When observing Baker v. Hand On Originials, I agree with a portion of the court’s decision, while dissenting on the issue related to the required diversity training. Private business practices are extremely different than an employee or organization within the public system. As a private business, owners must adhere to anti-discriminatory laws set by the legislature within each state and the federal government. Freedom of exercise within the sphere of private business is hard to define in many cases, and the court has struggled in the past with defining the gray space on the issue. The wedding cake case outlines lower court opinions on the issue, and I believe the precedent should be followed in this case. Although individual choice and expression of faith is important, the creation of anti-discriminatory laws were meant to be followed no matter the owner’s religious beliefs. In every single case, whether it has to do with wedding cakes, T-shirts, or any other consumer product, anti-discriminatory laws must be followed and practiced by all businesses, no matter the denomination of the business leaders.

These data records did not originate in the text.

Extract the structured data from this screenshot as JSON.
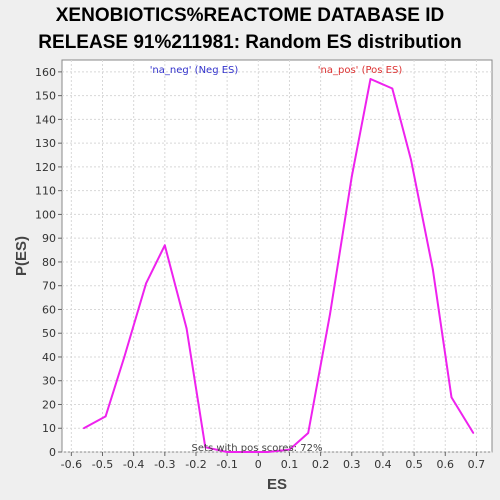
{
  "chart_data": {
    "type": "line",
    "title_lines": [
      "XENOBIOTICS%REACTOME DATABASE ID",
      "RELEASE 91%211981: Random ES distribution"
    ],
    "xlabel": "ES",
    "ylabel": "P(ES)",
    "xlim": [
      -0.63,
      0.75
    ],
    "ylim": [
      0,
      165
    ],
    "x_ticks": [
      -0.6,
      -0.5,
      -0.4,
      -0.3,
      -0.2,
      -0.1,
      0,
      0.1,
      0.2,
      0.3,
      0.4,
      0.5,
      0.6,
      0.7
    ],
    "x_tick_labels": [
      "-0.6",
      "-0.5",
      "-0.4",
      "-0.3",
      "-0.2",
      "-0.1",
      "0",
      "0.1",
      "0.2",
      "0.3",
      "0.4",
      "0.5",
      "0.6",
      "0.7"
    ],
    "y_ticks": [
      0,
      10,
      20,
      30,
      40,
      50,
      60,
      70,
      80,
      90,
      100,
      110,
      120,
      130,
      140,
      150,
      160
    ],
    "y_tick_labels": [
      "0",
      "10",
      "20",
      "30",
      "40",
      "50",
      "60",
      "70",
      "80",
      "90",
      "100",
      "110",
      "120",
      "130",
      "140",
      "150",
      "160"
    ],
    "grid": true,
    "line_color": "#ee22ee",
    "series": [
      {
        "x": [
          -0.56,
          -0.49,
          -0.43,
          -0.36,
          -0.3,
          -0.23,
          -0.17,
          -0.1,
          -0.04,
          0.03,
          0.1,
          0.16,
          0.23,
          0.3,
          0.36,
          0.43,
          0.49,
          0.56,
          0.62,
          0.69
        ],
        "values": [
          10,
          15,
          40,
          71,
          87,
          52,
          2,
          0,
          0,
          0,
          1,
          8,
          58,
          116,
          157,
          153,
          123,
          77,
          23,
          8
        ]
      }
    ],
    "annotations": {
      "neg": {
        "text": "'na_neg' (Neg ES)",
        "color": "#3333cc"
      },
      "pos": {
        "text": "'na_pos' (Pos ES)",
        "color": "#dd3333"
      },
      "footnote": "Sets with pos scores: 72%"
    }
  }
}
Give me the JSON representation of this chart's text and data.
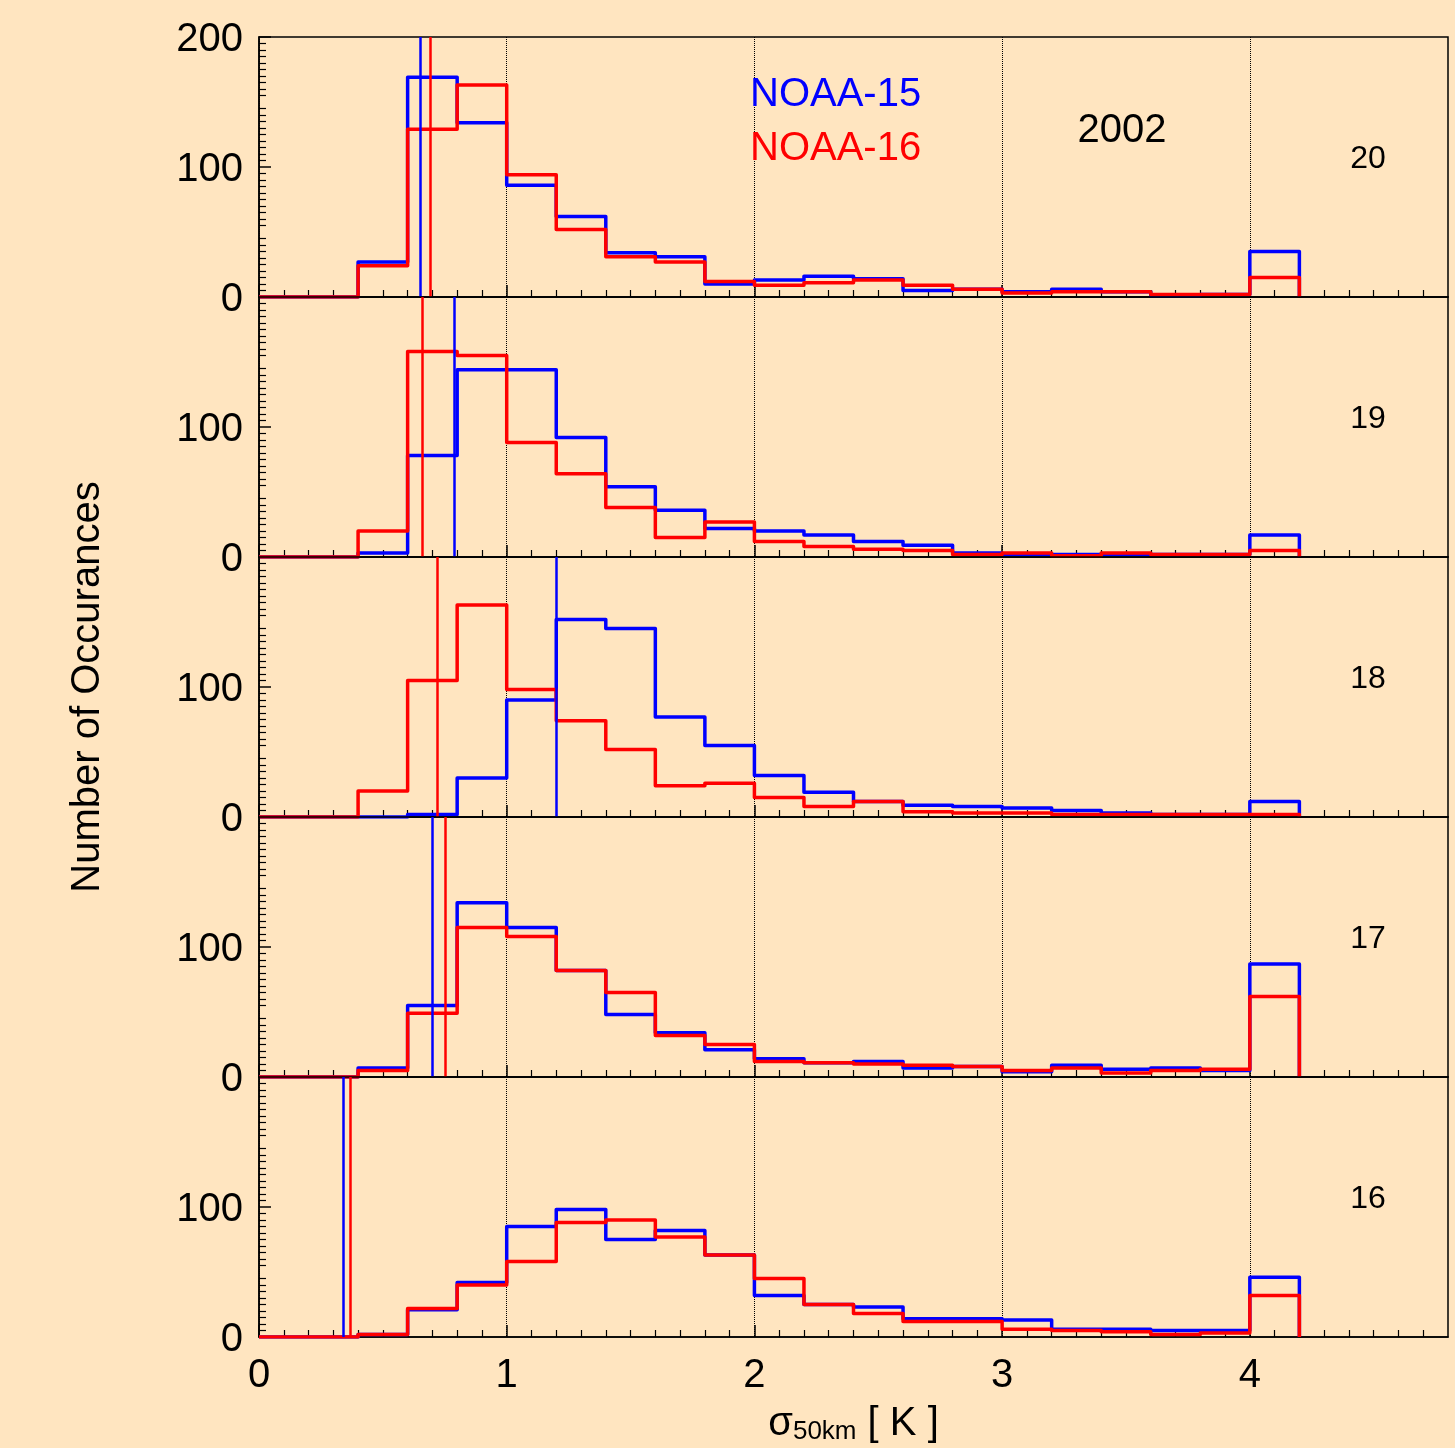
{
  "chart_data": [
    {
      "type": "histogram",
      "bins": [
        0,
        0.2,
        0.4,
        0.6,
        0.8,
        1.0,
        1.2,
        1.4,
        1.6,
        1.8,
        2.0,
        2.2,
        2.4,
        2.6,
        2.8,
        3.0,
        3.2,
        3.4,
        3.6,
        3.8,
        4.0,
        4.2
      ],
      "xlim": [
        0,
        4.8
      ],
      "xticks": [
        0,
        1,
        2,
        3,
        4
      ],
      "ylim": [
        0,
        200
      ],
      "yticks": [
        0,
        100,
        200
      ],
      "tick_labels": "y",
      "grid": "x",
      "legend": "top",
      "annotations": [
        "2002",
        "20"
      ],
      "series": [
        {
          "name": "NOAA-15",
          "color": "#0000ff",
          "values": [
            0,
            0,
            27,
            169,
            134,
            86,
            62,
            34,
            31,
            10,
            13,
            16,
            14,
            5,
            6,
            4,
            6,
            4,
            1,
            2,
            35
          ]
        },
        {
          "name": "NOAA-16",
          "color": "#ff0000",
          "values": [
            0,
            0,
            24,
            129,
            163,
            94,
            52,
            31,
            27,
            12,
            9,
            11,
            13,
            9,
            6,
            3,
            4,
            4,
            2,
            2,
            15
          ]
        }
      ],
      "ref_lines": [
        {
          "axis": "x",
          "value": 0.65,
          "color": "#0000ff"
        },
        {
          "axis": "x",
          "value": 0.69,
          "color": "#ff0000"
        }
      ]
    },
    {
      "type": "histogram",
      "bins": [
        0,
        0.2,
        0.4,
        0.6,
        0.8,
        1.0,
        1.2,
        1.4,
        1.6,
        1.8,
        2.0,
        2.2,
        2.4,
        2.6,
        2.8,
        3.0,
        3.2,
        3.4,
        3.6,
        3.8,
        4.0,
        4.2
      ],
      "xlim": [
        0,
        4.8
      ],
      "xticks": [
        0,
        1,
        2,
        3,
        4
      ],
      "ylim": [
        0,
        200
      ],
      "yticks": [
        0,
        100
      ],
      "tick_labels": "y",
      "grid": "x",
      "annotations": [
        "19"
      ],
      "series": [
        {
          "color": "#0000ff",
          "values": [
            0,
            0,
            3,
            78,
            144,
            144,
            92,
            54,
            36,
            22,
            20,
            17,
            12,
            9,
            3,
            2,
            2,
            2,
            2,
            2,
            17
          ]
        },
        {
          "color": "#ff0000",
          "values": [
            0,
            0,
            20,
            158,
            155,
            88,
            64,
            38,
            15,
            27,
            12,
            8,
            6,
            5,
            2,
            3,
            1,
            3,
            2,
            2,
            5
          ]
        }
      ],
      "ref_lines": [
        {
          "axis": "x",
          "value": 0.79,
          "color": "#0000ff"
        },
        {
          "axis": "x",
          "value": 0.66,
          "color": "#ff0000"
        }
      ]
    },
    {
      "type": "histogram",
      "bins": [
        0,
        0.2,
        0.4,
        0.6,
        0.8,
        1.0,
        1.2,
        1.4,
        1.6,
        1.8,
        2.0,
        2.2,
        2.4,
        2.6,
        2.8,
        3.0,
        3.2,
        3.4,
        3.6,
        3.8,
        4.0,
        4.2
      ],
      "xlim": [
        0,
        4.8
      ],
      "xticks": [
        0,
        1,
        2,
        3,
        4
      ],
      "ylim": [
        0,
        200
      ],
      "yticks": [
        0,
        100
      ],
      "tick_labels": "y",
      "grid": "x",
      "ylabel": "Number of Occurances",
      "annotations": [
        "18"
      ],
      "series": [
        {
          "color": "#0000ff",
          "values": [
            0,
            0,
            0,
            2,
            30,
            90,
            152,
            145,
            77,
            55,
            32,
            19,
            12,
            9,
            8,
            7,
            5,
            3,
            2,
            2,
            12
          ]
        },
        {
          "color": "#ff0000",
          "values": [
            0,
            0,
            20,
            105,
            163,
            98,
            74,
            52,
            24,
            26,
            15,
            8,
            12,
            4,
            3,
            3,
            2,
            2,
            2,
            2,
            2
          ]
        }
      ],
      "ref_lines": [
        {
          "axis": "x",
          "value": 1.2,
          "color": "#0000ff"
        },
        {
          "axis": "x",
          "value": 0.72,
          "color": "#ff0000"
        }
      ]
    },
    {
      "type": "histogram",
      "bins": [
        0,
        0.2,
        0.4,
        0.6,
        0.8,
        1.0,
        1.2,
        1.4,
        1.6,
        1.8,
        2.0,
        2.2,
        2.4,
        2.6,
        2.8,
        3.0,
        3.2,
        3.4,
        3.6,
        3.8,
        4.0,
        4.2
      ],
      "xlim": [
        0,
        4.8
      ],
      "xticks": [
        0,
        1,
        2,
        3,
        4
      ],
      "ylim": [
        0,
        200
      ],
      "yticks": [
        0,
        100
      ],
      "tick_labels": "y",
      "grid": "x",
      "annotations": [
        "17"
      ],
      "series": [
        {
          "color": "#0000ff",
          "values": [
            0,
            0,
            7,
            55,
            134,
            115,
            82,
            48,
            34,
            21,
            14,
            11,
            12,
            7,
            8,
            4,
            9,
            6,
            7,
            5,
            87
          ]
        },
        {
          "color": "#ff0000",
          "values": [
            0,
            0,
            5,
            49,
            115,
            108,
            82,
            65,
            32,
            25,
            12,
            11,
            10,
            9,
            8,
            5,
            7,
            3,
            5,
            6,
            62
          ]
        }
      ],
      "ref_lines": [
        {
          "axis": "x",
          "value": 0.7,
          "color": "#0000ff"
        },
        {
          "axis": "x",
          "value": 0.75,
          "color": "#ff0000"
        }
      ]
    },
    {
      "type": "histogram",
      "bins": [
        0,
        0.2,
        0.4,
        0.6,
        0.8,
        1.0,
        1.2,
        1.4,
        1.6,
        1.8,
        2.0,
        2.2,
        2.4,
        2.6,
        2.8,
        3.0,
        3.2,
        3.4,
        3.6,
        3.8,
        4.0,
        4.2
      ],
      "xlim": [
        0,
        4.8
      ],
      "xticks": [
        0,
        1,
        2,
        3,
        4
      ],
      "ylim": [
        0,
        200
      ],
      "yticks": [
        0,
        100
      ],
      "grid": "x",
      "xlabel": "σ$_{50km}$ [ K ]",
      "annotations": [
        "16"
      ],
      "series": [
        {
          "color": "#0000ff",
          "values": [
            0,
            0,
            2,
            21,
            42,
            85,
            98,
            75,
            82,
            63,
            32,
            25,
            23,
            14,
            14,
            13,
            6,
            6,
            5,
            5,
            46
          ]
        },
        {
          "color": "#ff0000",
          "values": [
            0,
            0,
            2,
            22,
            40,
            58,
            88,
            90,
            77,
            63,
            45,
            25,
            18,
            12,
            12,
            6,
            5,
            4,
            2,
            3,
            32
          ]
        }
      ],
      "ref_lines": [
        {
          "axis": "x",
          "value": 0.34,
          "color": "#0000ff"
        },
        {
          "axis": "x",
          "value": 0.37,
          "color": "#ff0000"
        }
      ]
    }
  ]
}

In the case of the diversity training, the county commission’s requirement for the business owner to attend intensive training due to his violation is unconstitutional and violates the owner’s rights. The business itself and its treatment of customers must not adhere to personal beliefs, but punishment through training may attempt to subdue the owner’s religious rights. Some may argue that this government program would favor non-denominational over religious individuals, therefore hindering religion in its entirety. Although the owner must follow the laws guiding his business, he holds the right to disagree with the practices of his consumers and what he produces for them. Forcing him to attend hours of diversity training claiming that his personal beliefs are not to be accepted, even within his own personal sphere of influence, encroaches upon his religious rights and is therefore unconstitutional.

              

3 comments:

TJ C said...

I agree with Nate in this case. This opposition of ideas is what creates the slippery slope that we talk about in class. On the one hand, I am sympathetic to the store owner because it denies him of his free exercise of religion. On the other hand, there are antidiscrimination laws put in place to protect LGBTQ members. In the battle of antidiscrimination vs. free practice, it seems that antidiscrimination is winning. This outcome is the most logical outcome. If you let a store owner discriminate on the basis that it inhibits his free practice of religion, then the store owner can discriminate anyone on any basis. We talked about how people can have specific beliefs even within a particular sect of a religon. Say a store owner denied service to a woman or a person of another religion because it went against their religious beliefs, this case would provide a common precedent for it to uphold in court.

Sarah M. said...

I find it hard to take a stance on these antidiscrimination cases because of the precedents that are already in place. Based on Jacob's post, I supported the free exercise of the owners because of the precedent set by Masterpiece Cakeshop v. Colorado Civil Rights Commission (2018) that the state unconstitutionally practices religious hostility when it forces the owners to go against their religious beliefs. On the other hand, Nate makes good use of the precedent from the Sweetcakes case, and I like his inclusion of the idea that the fine is assigned to the business rather than the business in order to claim that free exercise is not being violated. I also disagree with the diversity training because I do find that it coerces the owner to go against his own personal beliefs.

Ben R said...

I too believe this case is difficult to take a definitive stance on because of past similar cases being decided in both directions. Part of me wants to side with the owner of the business as he is exercising his free exercise rights, but the other part of me wants the man being turned down business because he is gay to have justice as well. Because similar cases in the past have sided with both sides, this kind of case is difficult to determine in court. I also do agree that the court should not have the right to make the owner of the business take diversity training because that seems like coercion and an infringement of his rights.